Depuis les années 2000, on a vu des morceaux de la taille du Luxembourg partir en un seul bloc. Si les températures s’emballaient et s’il y avait fonte de la calotte antarctique, on changerait la géographie mondiale de façon majeure. La fonte totale de l’Antarctique provoquerait une élévation de 58 mètres du niveau des mers ; on passe à un ordre de grandeur décamétrique ! Cela prendrait plusieurs centaines d’années, mais ce ne serait pas un cadeau à laisser aux générations futures.

Quel est l’impact du changement climatique sur la biodiversité marine ?

On voit déjà des migrations climatiques de poissons. Pas mal de poissons sont arrivés en Méditerranée orientale par le canal de Suez, puis sont passés en Méditerranée occidentale. C’est comme ça qu’on a des bancs de barracudas en Provence depuis une vingtaine d’années. On a vu traîner des dorades coryphènes dans le golfe de Gascogne. On a vu des poissons tempérés nager jusqu’au Groenland. On voit des déplacements de faune. Même les espèces qui se déplacent sous forme larvaire trouvent de nouvelles conditions. Cela touche surtout les espèces des eaux continentales parce que les eaux de fond (à plus de 1 000 mètres) ne sont pas encore réchauffées.

Mesure-t-on les conséquences de l’acidification de l’océan ?

L’océan est toujours basique mais il l’est moins en raison de l’augmentation du CO2 capté. Cela pose des problèmes aux espèces qui doivent fabriquer des squelettes calcaires. Ce n’est pas un acide tel que les coquilles de moules vont fondre, mais pour les organismes, la construction du squelette demande plus de ressources. L’impact est difficile à mesurer mais il est réel.

Les projets d’ingénierie climatique impliquant l’océan vous semblent-ils sérieux ?

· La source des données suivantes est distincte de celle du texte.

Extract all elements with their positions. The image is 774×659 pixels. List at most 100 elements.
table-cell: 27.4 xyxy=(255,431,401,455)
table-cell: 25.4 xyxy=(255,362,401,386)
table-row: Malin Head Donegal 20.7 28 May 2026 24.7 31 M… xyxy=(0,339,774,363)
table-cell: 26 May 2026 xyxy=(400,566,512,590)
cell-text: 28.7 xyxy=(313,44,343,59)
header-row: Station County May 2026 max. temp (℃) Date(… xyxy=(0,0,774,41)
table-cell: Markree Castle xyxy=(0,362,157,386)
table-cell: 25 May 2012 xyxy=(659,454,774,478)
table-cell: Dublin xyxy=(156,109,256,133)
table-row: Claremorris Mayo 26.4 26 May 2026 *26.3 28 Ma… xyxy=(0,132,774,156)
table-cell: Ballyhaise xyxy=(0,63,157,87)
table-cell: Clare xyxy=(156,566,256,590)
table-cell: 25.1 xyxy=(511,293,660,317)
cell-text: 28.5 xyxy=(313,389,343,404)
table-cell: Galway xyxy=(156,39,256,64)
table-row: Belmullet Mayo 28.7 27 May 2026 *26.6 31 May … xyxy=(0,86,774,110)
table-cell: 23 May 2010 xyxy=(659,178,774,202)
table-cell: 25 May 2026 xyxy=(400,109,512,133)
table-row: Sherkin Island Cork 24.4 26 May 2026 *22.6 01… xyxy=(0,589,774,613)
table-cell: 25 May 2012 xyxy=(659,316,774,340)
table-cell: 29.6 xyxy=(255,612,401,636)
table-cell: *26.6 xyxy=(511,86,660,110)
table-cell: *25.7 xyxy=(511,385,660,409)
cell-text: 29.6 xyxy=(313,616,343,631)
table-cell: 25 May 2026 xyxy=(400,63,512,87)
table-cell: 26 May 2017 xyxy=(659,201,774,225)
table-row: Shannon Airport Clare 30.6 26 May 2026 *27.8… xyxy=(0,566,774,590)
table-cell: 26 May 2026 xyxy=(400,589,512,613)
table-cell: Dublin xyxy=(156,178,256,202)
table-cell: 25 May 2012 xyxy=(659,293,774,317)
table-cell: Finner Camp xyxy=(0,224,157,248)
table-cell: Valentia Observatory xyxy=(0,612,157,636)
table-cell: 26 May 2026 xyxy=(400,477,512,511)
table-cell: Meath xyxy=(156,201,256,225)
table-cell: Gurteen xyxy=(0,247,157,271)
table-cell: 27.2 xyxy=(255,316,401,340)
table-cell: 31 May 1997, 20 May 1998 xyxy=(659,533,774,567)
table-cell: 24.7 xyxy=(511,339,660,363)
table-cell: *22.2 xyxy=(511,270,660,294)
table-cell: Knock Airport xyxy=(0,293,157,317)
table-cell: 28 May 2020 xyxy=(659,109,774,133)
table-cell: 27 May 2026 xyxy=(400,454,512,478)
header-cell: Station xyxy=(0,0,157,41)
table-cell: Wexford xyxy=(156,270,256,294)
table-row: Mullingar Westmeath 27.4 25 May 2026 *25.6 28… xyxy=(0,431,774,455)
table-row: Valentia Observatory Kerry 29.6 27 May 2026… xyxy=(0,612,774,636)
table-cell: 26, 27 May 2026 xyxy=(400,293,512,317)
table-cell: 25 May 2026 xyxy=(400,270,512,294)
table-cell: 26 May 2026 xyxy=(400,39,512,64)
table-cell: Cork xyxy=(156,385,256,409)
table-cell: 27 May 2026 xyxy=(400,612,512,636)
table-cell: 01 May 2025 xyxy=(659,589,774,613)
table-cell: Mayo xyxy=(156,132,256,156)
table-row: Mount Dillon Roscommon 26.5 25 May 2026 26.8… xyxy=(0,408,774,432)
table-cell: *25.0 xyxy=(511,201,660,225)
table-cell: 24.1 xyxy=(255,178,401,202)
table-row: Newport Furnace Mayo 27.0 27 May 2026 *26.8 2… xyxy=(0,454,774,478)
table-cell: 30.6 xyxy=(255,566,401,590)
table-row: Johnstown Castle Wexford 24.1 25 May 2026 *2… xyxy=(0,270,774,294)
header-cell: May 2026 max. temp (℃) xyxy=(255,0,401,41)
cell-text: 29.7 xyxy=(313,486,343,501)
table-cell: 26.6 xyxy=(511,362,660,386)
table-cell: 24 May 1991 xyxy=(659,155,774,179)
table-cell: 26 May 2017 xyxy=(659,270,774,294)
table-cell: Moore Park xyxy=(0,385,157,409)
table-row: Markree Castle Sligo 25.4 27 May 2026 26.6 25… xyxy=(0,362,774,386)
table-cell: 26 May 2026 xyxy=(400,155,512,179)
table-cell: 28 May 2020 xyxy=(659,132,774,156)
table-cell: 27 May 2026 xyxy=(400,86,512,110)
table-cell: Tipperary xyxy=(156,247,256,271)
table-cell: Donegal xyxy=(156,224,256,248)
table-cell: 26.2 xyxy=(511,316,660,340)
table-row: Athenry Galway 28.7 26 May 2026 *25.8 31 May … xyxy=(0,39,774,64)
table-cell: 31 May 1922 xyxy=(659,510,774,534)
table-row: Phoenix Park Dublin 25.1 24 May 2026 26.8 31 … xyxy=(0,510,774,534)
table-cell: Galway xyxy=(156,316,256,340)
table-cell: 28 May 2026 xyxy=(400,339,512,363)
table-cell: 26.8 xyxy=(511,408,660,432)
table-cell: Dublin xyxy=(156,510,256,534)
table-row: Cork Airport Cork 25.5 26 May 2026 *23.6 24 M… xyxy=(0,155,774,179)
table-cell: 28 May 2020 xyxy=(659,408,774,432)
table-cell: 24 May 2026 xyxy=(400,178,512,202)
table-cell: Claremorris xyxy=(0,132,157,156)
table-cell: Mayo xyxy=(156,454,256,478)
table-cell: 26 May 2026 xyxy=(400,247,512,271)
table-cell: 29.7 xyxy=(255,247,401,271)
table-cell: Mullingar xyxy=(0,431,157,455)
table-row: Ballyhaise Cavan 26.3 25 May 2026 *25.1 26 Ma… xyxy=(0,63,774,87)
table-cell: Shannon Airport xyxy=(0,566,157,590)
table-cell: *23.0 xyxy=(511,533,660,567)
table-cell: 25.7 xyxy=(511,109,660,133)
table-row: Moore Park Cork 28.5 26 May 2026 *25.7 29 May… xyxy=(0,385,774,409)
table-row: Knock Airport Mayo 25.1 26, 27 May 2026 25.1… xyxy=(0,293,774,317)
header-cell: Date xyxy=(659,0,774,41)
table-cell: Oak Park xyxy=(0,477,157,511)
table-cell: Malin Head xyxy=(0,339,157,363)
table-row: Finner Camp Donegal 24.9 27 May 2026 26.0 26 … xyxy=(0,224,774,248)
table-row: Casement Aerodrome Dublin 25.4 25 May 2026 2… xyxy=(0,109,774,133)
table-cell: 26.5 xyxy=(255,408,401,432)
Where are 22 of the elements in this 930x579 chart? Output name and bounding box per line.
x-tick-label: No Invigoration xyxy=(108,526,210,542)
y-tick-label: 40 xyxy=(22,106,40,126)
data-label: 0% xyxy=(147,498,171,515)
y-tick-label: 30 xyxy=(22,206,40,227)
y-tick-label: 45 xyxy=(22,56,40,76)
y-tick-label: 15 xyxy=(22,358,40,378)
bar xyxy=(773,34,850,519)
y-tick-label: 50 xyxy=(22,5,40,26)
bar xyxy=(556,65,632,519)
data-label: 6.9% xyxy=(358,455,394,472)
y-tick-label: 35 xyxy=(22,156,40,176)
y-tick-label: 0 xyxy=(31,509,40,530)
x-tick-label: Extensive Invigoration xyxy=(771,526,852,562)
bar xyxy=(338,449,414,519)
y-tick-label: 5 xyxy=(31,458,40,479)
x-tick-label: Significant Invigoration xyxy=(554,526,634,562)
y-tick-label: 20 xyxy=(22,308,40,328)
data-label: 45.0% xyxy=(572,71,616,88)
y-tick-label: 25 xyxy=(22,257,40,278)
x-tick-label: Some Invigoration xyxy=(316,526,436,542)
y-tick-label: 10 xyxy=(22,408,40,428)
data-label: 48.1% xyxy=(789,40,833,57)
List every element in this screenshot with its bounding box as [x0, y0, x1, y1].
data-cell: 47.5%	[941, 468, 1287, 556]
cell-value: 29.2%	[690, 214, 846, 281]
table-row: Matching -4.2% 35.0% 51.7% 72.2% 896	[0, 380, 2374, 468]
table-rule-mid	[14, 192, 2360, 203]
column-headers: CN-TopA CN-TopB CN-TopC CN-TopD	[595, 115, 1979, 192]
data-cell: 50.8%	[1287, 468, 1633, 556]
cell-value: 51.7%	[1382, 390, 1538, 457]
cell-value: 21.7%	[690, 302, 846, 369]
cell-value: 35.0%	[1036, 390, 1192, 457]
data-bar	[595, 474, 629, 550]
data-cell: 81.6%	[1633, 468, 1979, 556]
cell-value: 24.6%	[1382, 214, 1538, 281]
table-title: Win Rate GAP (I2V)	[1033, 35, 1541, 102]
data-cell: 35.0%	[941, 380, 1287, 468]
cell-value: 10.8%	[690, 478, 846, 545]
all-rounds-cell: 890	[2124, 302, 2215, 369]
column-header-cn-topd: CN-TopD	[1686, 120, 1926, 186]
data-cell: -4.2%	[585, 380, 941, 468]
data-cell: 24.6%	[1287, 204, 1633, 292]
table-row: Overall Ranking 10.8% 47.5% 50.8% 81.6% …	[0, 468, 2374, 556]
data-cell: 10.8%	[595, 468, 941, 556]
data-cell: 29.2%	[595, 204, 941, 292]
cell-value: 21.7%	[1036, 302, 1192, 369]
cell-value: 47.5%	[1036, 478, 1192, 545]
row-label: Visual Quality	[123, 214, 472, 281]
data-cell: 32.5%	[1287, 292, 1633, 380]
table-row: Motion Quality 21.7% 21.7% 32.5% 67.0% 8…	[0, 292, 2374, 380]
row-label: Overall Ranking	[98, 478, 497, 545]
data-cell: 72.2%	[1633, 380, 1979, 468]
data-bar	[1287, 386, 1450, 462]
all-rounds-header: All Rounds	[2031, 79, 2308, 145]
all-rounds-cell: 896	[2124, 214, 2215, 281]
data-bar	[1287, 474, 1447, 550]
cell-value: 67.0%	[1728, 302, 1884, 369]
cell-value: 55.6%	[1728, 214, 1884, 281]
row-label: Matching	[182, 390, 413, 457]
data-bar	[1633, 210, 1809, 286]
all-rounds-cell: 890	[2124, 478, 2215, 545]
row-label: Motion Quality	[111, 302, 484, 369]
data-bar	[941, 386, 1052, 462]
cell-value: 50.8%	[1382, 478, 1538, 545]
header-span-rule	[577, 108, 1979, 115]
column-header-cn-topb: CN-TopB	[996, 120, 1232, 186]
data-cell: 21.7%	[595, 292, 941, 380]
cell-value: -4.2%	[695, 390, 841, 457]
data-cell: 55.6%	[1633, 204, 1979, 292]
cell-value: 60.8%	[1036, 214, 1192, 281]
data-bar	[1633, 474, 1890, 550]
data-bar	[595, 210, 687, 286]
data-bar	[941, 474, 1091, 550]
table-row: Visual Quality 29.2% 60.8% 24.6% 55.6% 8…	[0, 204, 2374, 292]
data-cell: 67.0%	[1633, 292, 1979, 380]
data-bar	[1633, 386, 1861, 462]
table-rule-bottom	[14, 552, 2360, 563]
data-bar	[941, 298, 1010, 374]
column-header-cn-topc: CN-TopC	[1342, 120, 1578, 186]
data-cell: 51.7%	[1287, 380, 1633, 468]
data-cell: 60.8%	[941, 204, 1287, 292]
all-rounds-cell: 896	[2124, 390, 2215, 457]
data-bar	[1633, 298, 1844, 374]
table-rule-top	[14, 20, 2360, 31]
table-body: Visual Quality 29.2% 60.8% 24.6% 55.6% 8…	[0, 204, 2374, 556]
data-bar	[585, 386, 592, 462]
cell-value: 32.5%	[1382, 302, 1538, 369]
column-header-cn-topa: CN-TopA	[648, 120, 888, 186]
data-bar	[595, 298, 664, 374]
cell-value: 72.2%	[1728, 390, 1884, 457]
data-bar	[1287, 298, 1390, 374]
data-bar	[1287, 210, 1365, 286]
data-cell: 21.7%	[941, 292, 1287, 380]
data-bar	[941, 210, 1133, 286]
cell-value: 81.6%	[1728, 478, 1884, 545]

Je suis très dubitatif sur le fait de vouloir manipuler des systèmes naturels de grande ampleur parce que cela peut nous retomber sur le museau très rapidement. La vie océanique a pendant des millions d’années piégé des carbonates, ce qui est une façon de piéger du carbone, mais vouloir manipuler la microbiodiversité océanique pour qu’elle piège plus de carbone, c’est jouer les apprentis sorciers avec du vivant. Surtout dans un système qu’on connaît aussi mal que le système océanique, cela me semble extrêmement dangereux.